Categories:

«Как-то за чаем, в том же пансионе, разговорились

о «путях» советской литературы. Мало зная Сейфуллину, я все же – очень мягко (ибо я «тихий и воспитанный») – хотел высказать свою мысль, что все-таки, несмотря на таланты многих, подлинной, настоящей литературы в советской литературе маловато. Сейфуллина слушала меня с недовольным, насупленным лицом, и это заставляло меня в моих формулировках быть еще мягче. Но вдруг она не выдержала и раздраженно перебила: «Так что же вы думаете, что мы не понимаем, что мы только навоз для какой-то будущей литературы? (так и сказала «навоз». – Р. Г.) Что же вы думаете, мы этого не понимаем?» Признаюсь, я был поражен и резкостью, и определенностью ее фразы. И увидел воочию, что живущая «там» Сейфуллина ощущает это гораздо острее и, конечно, больнее, чем люди, живущие вдали.
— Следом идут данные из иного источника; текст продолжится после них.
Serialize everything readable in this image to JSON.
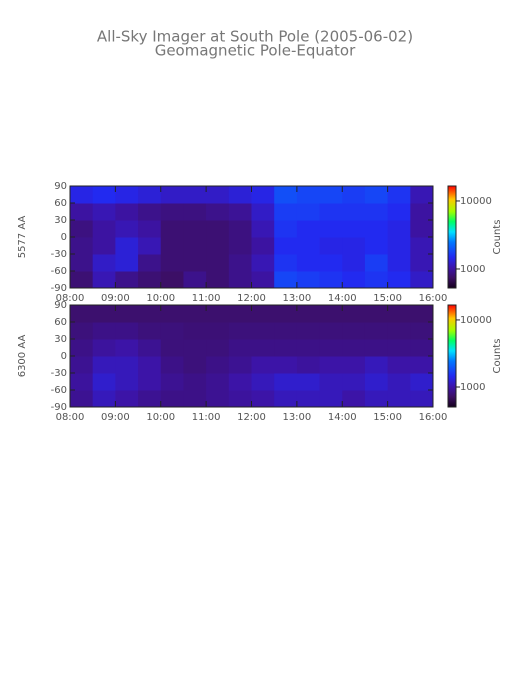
{
  "chart_data": [
    {
      "type": "heatmap",
      "title": "All-Sky Imager at South Pole (2005-06-02)",
      "subtitle": "Geomagnetic Pole-Equator",
      "ylabel": "5577 AA",
      "x": [
        8.25,
        8.75,
        9.25,
        9.75,
        10.25,
        10.75,
        11.25,
        11.75,
        12.25,
        12.75,
        13.25,
        13.75,
        14.25,
        14.75,
        15.25,
        15.75
      ],
      "y": [
        -75,
        -45,
        -15,
        15,
        45,
        75
      ],
      "values": [
        [
          800,
          1100,
          900,
          800,
          750,
          900,
          800,
          900,
          1000,
          1800,
          1700,
          1600,
          1500,
          1600,
          1500,
          1200
        ],
        [
          900,
          1200,
          1300,
          900,
          800,
          800,
          800,
          900,
          1100,
          1600,
          1500,
          1500,
          1400,
          1700,
          1400,
          1100
        ],
        [
          900,
          1000,
          1300,
          1100,
          800,
          800,
          800,
          850,
          1000,
          1500,
          1500,
          1400,
          1400,
          1500,
          1400,
          1100
        ],
        [
          850,
          1000,
          1100,
          1000,
          800,
          800,
          800,
          850,
          1100,
          1600,
          1500,
          1500,
          1500,
          1500,
          1400,
          1000
        ],
        [
          1000,
          1100,
          1000,
          900,
          850,
          850,
          900,
          950,
          1200,
          1700,
          1700,
          1600,
          1600,
          1600,
          1500,
          1000
        ],
        [
          1400,
          1500,
          1400,
          1300,
          1200,
          1200,
          1200,
          1300,
          1400,
          1900,
          1800,
          1800,
          1700,
          1800,
          1600,
          1100
        ]
      ],
      "xlim": [
        8,
        16
      ],
      "xticks": [
        {
          "value": 8,
          "label": "08:00"
        },
        {
          "value": 9,
          "label": "09:00"
        },
        {
          "value": 10,
          "label": "10:00"
        },
        {
          "value": 11,
          "label": "11:00"
        },
        {
          "value": 12,
          "label": "12:00"
        },
        {
          "value": 13,
          "label": "13:00"
        },
        {
          "value": 14,
          "label": "14:00"
        },
        {
          "value": 15,
          "label": "15:00"
        },
        {
          "value": 16,
          "label": "16:00"
        }
      ],
      "ylim": [
        -90,
        90
      ],
      "yticks": [
        -90,
        -60,
        -30,
        0,
        30,
        60,
        90
      ],
      "colorbar_label": "Counts",
      "clim": [
        525,
        16600
      ],
      "cticks": [
        1000,
        10000
      ],
      "color_log": true
    },
    {
      "type": "heatmap",
      "ylabel": "6300 AA",
      "x": [
        8.25,
        8.75,
        9.25,
        9.75,
        10.25,
        10.75,
        11.25,
        11.75,
        12.25,
        12.75,
        13.25,
        13.75,
        14.25,
        14.75,
        15.25,
        15.75
      ],
      "y": [
        -75,
        -45,
        -15,
        15,
        45,
        75
      ],
      "values": [
        [
          900,
          1100,
          1000,
          900,
          850,
          850,
          900,
          950,
          1000,
          1100,
          1100,
          1100,
          1000,
          1100,
          1100,
          1100
        ],
        [
          950,
          1200,
          1100,
          1000,
          900,
          850,
          900,
          1000,
          1100,
          1200,
          1200,
          1100,
          1100,
          1200,
          1100,
          1200
        ],
        [
          900,
          1100,
          1100,
          1000,
          850,
          800,
          850,
          900,
          1000,
          1000,
          950,
          1000,
          1000,
          1100,
          1000,
          1000
        ],
        [
          850,
          950,
          1000,
          900,
          800,
          800,
          800,
          850,
          850,
          850,
          850,
          850,
          850,
          850,
          850,
          850
        ],
        [
          800,
          850,
          850,
          800,
          800,
          780,
          780,
          800,
          800,
          800,
          800,
          800,
          800,
          800,
          800,
          800
        ],
        [
          750,
          750,
          750,
          750,
          750,
          750,
          750,
          750,
          750,
          750,
          750,
          750,
          750,
          750,
          750,
          750
        ]
      ],
      "xlim": [
        8,
        16
      ],
      "xticks": [
        {
          "value": 8,
          "label": "08:00"
        },
        {
          "value": 9,
          "label": "09:00"
        },
        {
          "value": 10,
          "label": "10:00"
        },
        {
          "value": 11,
          "label": "11:00"
        },
        {
          "value": 12,
          "label": "12:00"
        },
        {
          "value": 13,
          "label": "13:00"
        },
        {
          "value": 14,
          "label": "14:00"
        },
        {
          "value": 15,
          "label": "15:00"
        },
        {
          "value": 16,
          "label": "16:00"
        }
      ],
      "ylim": [
        -90,
        90
      ],
      "yticks": [
        -90,
        -60,
        -30,
        0,
        30,
        60,
        90
      ],
      "colorbar_label": "Counts",
      "clim": [
        503,
        16700
      ],
      "cticks": [
        1000,
        10000
      ],
      "color_log": true
    }
  ]
}
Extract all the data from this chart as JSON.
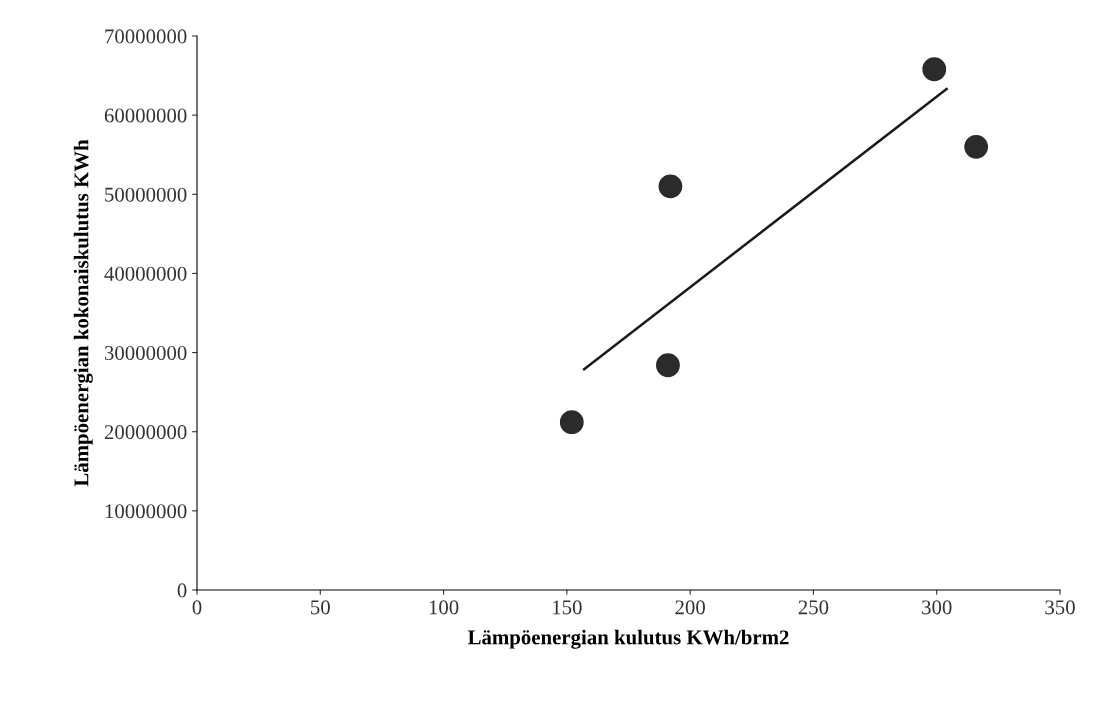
{
  "chart_data": {
    "type": "scatter",
    "xlabel": "Lämpöenergian kulutus KWh/brm2",
    "ylabel": "Lämpöenergian kokonaiskulutus KWh",
    "series": [
      {
        "color": "#2b2b2b",
        "marker": "circle",
        "x": [
          152,
          191,
          192,
          299,
          316
        ],
        "values": [
          21200000,
          28400000,
          51000000,
          65800000,
          56000000
        ]
      },
      {
        "type": "line",
        "color": "#1a1a1a",
        "x": [
          157,
          304
        ],
        "values": [
          27900000,
          63300000
        ]
      }
    ],
    "xlim": [
      0,
      350
    ],
    "xticks": [
      0,
      50,
      100,
      150,
      200,
      250,
      300,
      350
    ],
    "ylim": [
      0,
      70000000
    ],
    "yticks": [
      0,
      10000000,
      20000000,
      30000000,
      40000000,
      50000000,
      60000000,
      70000000
    ],
    "grid": false,
    "legend": false
  }
}
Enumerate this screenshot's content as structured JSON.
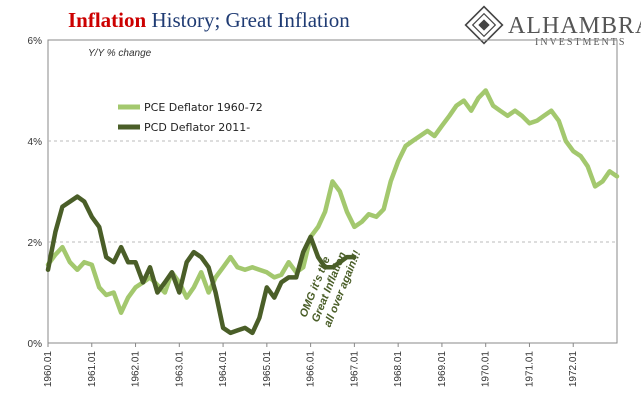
{
  "colors": {
    "title_accent": "#cc0000",
    "title_main": "#1f3b73",
    "pce": "#a3c86e",
    "pcd": "#4a5e28",
    "grid": "#bbbbbb",
    "annotation": "#4a5e28",
    "logo": "#555555"
  },
  "title": {
    "accent": "Inflation",
    "rest": " History; Great Inflation"
  },
  "logo": {
    "name": "ALHAMBRA",
    "sub": "INVESTMENTS"
  },
  "subtitle": "Y/Y % change",
  "annotation": [
    "OMG it's the",
    "Great Inflation",
    "all over again!!!"
  ],
  "chart_data": {
    "type": "line",
    "ylim": [
      0,
      6
    ],
    "xlim": [
      1960.0,
      1973.0
    ],
    "yticks": [
      "0%",
      "2%",
      "4%",
      "6%"
    ],
    "ytick_values": [
      0,
      2,
      4,
      6
    ],
    "xticks": [
      "1960.01",
      "1961.01",
      "1962.01",
      "1963.01",
      "1964.01",
      "1965.01",
      "1966.01",
      "1967.01",
      "1968.01",
      "1969.01",
      "1970.01",
      "1971.01",
      "1972.01"
    ],
    "xtick_values": [
      1960,
      1961,
      1962,
      1963,
      1964,
      1965,
      1966,
      1967,
      1968,
      1969,
      1970,
      1971,
      1972
    ],
    "grid": true,
    "legend_position": "upper-left",
    "series": [
      {
        "name": "PCE Deflator 1960-72",
        "x": [
          1960.0,
          1960.17,
          1960.33,
          1960.5,
          1960.67,
          1960.83,
          1961.0,
          1961.17,
          1961.33,
          1961.5,
          1961.67,
          1961.83,
          1962.0,
          1962.17,
          1962.33,
          1962.5,
          1962.67,
          1962.83,
          1963.0,
          1963.17,
          1963.33,
          1963.5,
          1963.67,
          1963.83,
          1964.0,
          1964.17,
          1964.33,
          1964.5,
          1964.67,
          1964.83,
          1965.0,
          1965.17,
          1965.33,
          1965.5,
          1965.67,
          1965.83,
          1966.0,
          1966.17,
          1966.33,
          1966.5,
          1966.67,
          1966.83,
          1967.0,
          1967.17,
          1967.33,
          1967.5,
          1967.67,
          1967.83,
          1968.0,
          1968.17,
          1968.33,
          1968.5,
          1968.67,
          1968.83,
          1969.0,
          1969.17,
          1969.33,
          1969.5,
          1969.67,
          1969.83,
          1970.0,
          1970.17,
          1970.33,
          1970.5,
          1970.67,
          1970.83,
          1971.0,
          1971.17,
          1971.33,
          1971.5,
          1971.67,
          1971.83,
          1972.0,
          1972.17,
          1972.33,
          1972.5,
          1972.67,
          1972.83,
          1973.0
        ],
        "values": [
          1.55,
          1.75,
          1.9,
          1.6,
          1.45,
          1.6,
          1.55,
          1.1,
          0.95,
          1.0,
          0.6,
          0.9,
          1.1,
          1.2,
          1.3,
          1.15,
          1.0,
          1.4,
          1.2,
          0.9,
          1.1,
          1.4,
          1.0,
          1.3,
          1.5,
          1.7,
          1.5,
          1.45,
          1.5,
          1.45,
          1.4,
          1.3,
          1.35,
          1.6,
          1.4,
          1.5,
          2.1,
          2.3,
          2.6,
          3.2,
          3.0,
          2.6,
          2.3,
          2.4,
          2.55,
          2.5,
          2.65,
          3.2,
          3.6,
          3.9,
          4.0,
          4.1,
          4.2,
          4.1,
          4.3,
          4.5,
          4.7,
          4.8,
          4.6,
          4.85,
          5.0,
          4.7,
          4.6,
          4.5,
          4.6,
          4.5,
          4.35,
          4.4,
          4.5,
          4.6,
          4.4,
          4.0,
          3.8,
          3.7,
          3.5,
          3.1,
          3.2,
          3.4,
          3.3
        ]
      },
      {
        "name": "PCD Deflator 2011-",
        "x": [
          1960.0,
          1960.17,
          1960.33,
          1960.5,
          1960.67,
          1960.83,
          1961.0,
          1961.17,
          1961.33,
          1961.5,
          1961.67,
          1961.83,
          1962.0,
          1962.17,
          1962.33,
          1962.5,
          1962.67,
          1962.83,
          1963.0,
          1963.17,
          1963.33,
          1963.5,
          1963.67,
          1963.83,
          1964.0,
          1964.17,
          1964.33,
          1964.5,
          1964.67,
          1964.83,
          1965.0,
          1965.17,
          1965.33,
          1965.5,
          1965.67,
          1965.83,
          1966.0,
          1966.17,
          1966.33,
          1966.5,
          1966.67,
          1966.83,
          1967.0
        ],
        "values": [
          1.45,
          2.2,
          2.7,
          2.8,
          2.9,
          2.8,
          2.5,
          2.3,
          1.7,
          1.6,
          1.9,
          1.6,
          1.6,
          1.2,
          1.5,
          1.0,
          1.2,
          1.4,
          1.0,
          1.6,
          1.8,
          1.7,
          1.5,
          1.0,
          0.3,
          0.2,
          0.25,
          0.3,
          0.2,
          0.5,
          1.1,
          0.9,
          1.2,
          1.3,
          1.3,
          1.8,
          2.1,
          1.7,
          1.5,
          1.5,
          1.6,
          1.7,
          1.7
        ]
      }
    ]
  }
}
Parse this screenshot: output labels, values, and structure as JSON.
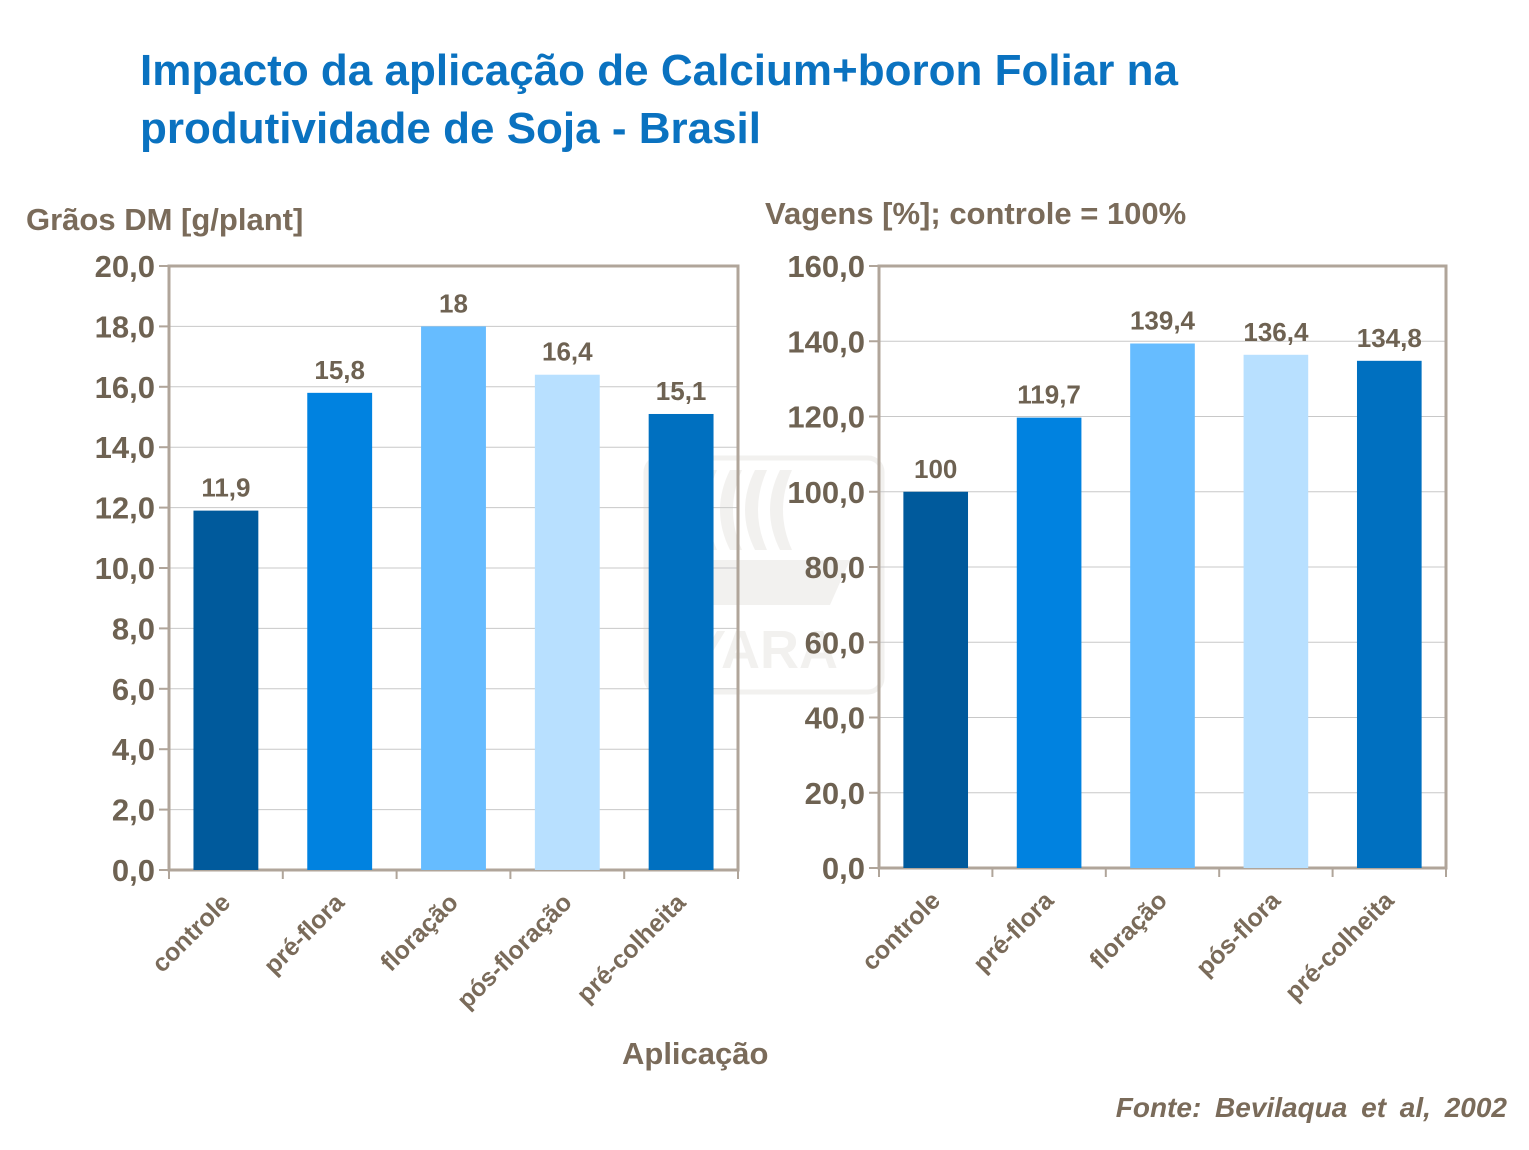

Преждевременный склероз всей так называемой «классической советской» литературы – явление давно очевидное. Она – «неперечитываема»: все эти «Цементы», «Братья», «Хлеба», «Как закалялась сталь», «Разгромы», «Русские леса», «Железные потоки» и прочее. Это же постигло и «Виринею». В своем предсказании судьбы советской литературы как «навоза» Сейфуллина была права. Лидия Николаевна Сейфуллина умерла в Москве в 1954 году, шестидесяти пяти лет от роду. В нормальное (не революционное) время, думаю, она могла стать интересным писателем.

[...]

там же Федин рассказал, как однажды на какой-то литературной пирушке подрались Никитин и Есенин. Из-за чего уж не помню, из-за какой-то литературной ерунды, да еще с пьяных глаз. «В драке оба упали на пол, катались по полу, как бешеные, – говорил Федин, – и Есенин укусил Кольку в руку, в бицепс, да так, что не только руку поранил, а пиджак прогрыз... вот это зубки!., крепкие!., мужицкие!..» – «Ну, а потом помирились?» – «Через какое-то время помирились... только у Кольки долго рука болела...» Никитин, улыбаясь, все это подтвердил.

Помню, я подумал: мыслимо ли было бы себе представить, скажем, Вячеслава Иванова и Гершензона дерущимися и катающимися по полу, прогрызая друг другу пиджаки? О снижении культуры (с некой странной бравадой!) писал тогда где-то Пильняк, что теперешние, мол, советские писатели – «пишут лаптем». Это как у Василия Каменского: «ядреный лапоть пошел шататься по городам!». В зарубежьи Марк Алданов в «Ульмской ночи» говорит: «советская литература элементарна до отвращения». Элементарность – это и был «лапоть».